Perhaps you can tell that major rivers are more than a research subject to me. They have been a lifelong passion. Tulane has done a wonderful job using the river as a unifying theme for the university's entire academic experience. My interest in research related to major world rivers and adjacent coastal areas fits in nicely.
I certainly agree with Leonardo da Vinci -- rivers are to the Earth's surface what blood is to our bodies. Rivers are the active interface between land and ocean. They carry materials that are eroded from mountain tops and deliver them to the ocean, thousands of miles away, in a form that maintains and nourishes fragile coastal environments. Major river systems serve as a central link between human activities and global change. They are wondrous things. Rivers are often used as a metaphor for change, transformation and renewal.
During my years at Tulane, it has been a very apt metaphor for what I have witnessed. The geology department has risen like a phoenix out of the ashes and has been reshaped to become a vibrant new department with a new name -- Earth and Environmental Sciences. Research and graduate studies have grown tremendously and continue to improve in quality.
It is an exciting time to be at Tulane. We established the Tulane Center for River- Ocean Studies in 2003, and it is quickly gaining recognition for its leadership in defining a new paradigm for understanding major river systems, as well as for our faculty's active riverocean research programs. There have been challenges and growing pains, and we continue to struggle to assemble a critical mass and to build the infrastructure necessary to be nationally prominent.
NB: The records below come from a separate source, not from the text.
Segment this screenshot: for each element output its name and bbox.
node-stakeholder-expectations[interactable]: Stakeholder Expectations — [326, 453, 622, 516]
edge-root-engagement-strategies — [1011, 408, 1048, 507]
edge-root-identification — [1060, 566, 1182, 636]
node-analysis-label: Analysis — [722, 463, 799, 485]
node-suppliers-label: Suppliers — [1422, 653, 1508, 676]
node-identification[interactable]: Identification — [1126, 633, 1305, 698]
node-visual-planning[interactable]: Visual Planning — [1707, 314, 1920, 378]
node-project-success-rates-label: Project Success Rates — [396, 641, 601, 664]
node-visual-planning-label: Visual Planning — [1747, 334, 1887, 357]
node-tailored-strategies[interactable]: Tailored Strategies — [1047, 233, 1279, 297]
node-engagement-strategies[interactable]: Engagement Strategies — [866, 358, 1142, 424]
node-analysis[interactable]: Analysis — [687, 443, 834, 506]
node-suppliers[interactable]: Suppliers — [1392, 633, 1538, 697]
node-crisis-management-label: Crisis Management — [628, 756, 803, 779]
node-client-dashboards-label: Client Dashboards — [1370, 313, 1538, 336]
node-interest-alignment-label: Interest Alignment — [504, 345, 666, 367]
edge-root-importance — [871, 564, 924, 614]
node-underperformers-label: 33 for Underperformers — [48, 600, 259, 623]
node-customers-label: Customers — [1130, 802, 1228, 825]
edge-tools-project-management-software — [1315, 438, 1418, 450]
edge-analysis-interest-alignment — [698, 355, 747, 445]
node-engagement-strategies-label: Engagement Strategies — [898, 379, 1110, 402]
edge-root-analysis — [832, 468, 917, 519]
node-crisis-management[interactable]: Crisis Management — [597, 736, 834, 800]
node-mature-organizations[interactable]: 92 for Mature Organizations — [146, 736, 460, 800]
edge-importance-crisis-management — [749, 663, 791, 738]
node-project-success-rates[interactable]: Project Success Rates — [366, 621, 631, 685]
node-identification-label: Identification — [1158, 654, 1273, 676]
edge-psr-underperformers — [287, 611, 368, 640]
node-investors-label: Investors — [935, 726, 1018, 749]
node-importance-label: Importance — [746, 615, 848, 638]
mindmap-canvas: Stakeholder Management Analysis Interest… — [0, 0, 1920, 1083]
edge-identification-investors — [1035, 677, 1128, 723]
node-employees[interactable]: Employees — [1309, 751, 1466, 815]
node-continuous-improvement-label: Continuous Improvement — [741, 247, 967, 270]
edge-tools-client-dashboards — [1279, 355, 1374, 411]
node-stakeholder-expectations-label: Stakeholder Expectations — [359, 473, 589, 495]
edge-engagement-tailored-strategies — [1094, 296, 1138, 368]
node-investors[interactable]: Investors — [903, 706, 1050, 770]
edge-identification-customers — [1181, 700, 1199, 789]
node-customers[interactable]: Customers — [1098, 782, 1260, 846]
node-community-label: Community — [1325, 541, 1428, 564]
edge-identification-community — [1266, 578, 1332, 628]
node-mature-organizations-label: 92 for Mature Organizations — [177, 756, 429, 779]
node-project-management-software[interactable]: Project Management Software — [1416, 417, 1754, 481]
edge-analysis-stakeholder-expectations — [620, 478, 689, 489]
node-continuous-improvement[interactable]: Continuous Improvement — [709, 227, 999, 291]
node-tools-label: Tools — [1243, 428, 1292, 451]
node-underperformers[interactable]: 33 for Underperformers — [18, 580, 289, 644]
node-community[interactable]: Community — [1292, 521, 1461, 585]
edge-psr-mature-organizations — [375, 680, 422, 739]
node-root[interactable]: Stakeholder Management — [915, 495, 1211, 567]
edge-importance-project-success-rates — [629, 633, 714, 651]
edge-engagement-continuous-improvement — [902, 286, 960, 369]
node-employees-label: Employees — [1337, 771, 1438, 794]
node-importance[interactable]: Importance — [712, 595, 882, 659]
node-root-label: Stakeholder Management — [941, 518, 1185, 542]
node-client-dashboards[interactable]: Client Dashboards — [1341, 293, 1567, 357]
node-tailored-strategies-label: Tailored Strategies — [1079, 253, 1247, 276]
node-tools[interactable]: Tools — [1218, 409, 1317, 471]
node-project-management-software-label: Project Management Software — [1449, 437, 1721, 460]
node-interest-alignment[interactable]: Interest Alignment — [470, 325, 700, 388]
However, the future holds much promise. It's my belief that in the near future students and researchers will come to Tulane to study major rivers and associated coastal regions just as they go to Le Cordon Bleu in Paris to learn the culinary arts or to the Arecibo Observatory to study the stars. I think it is within our grasp. One more thing, while I'm on the subject of Tulane visions.
I'm looking forward to celebrating a College World Series championship for Tulane baseball in the very near future. Baseball is another thing that I am passionate about. So, is it a coincidence that we are building a worldclass river research program at Tulane where we also have one of the best college baseball programs on the planet? I think the river gods and the baseball gods have been talking.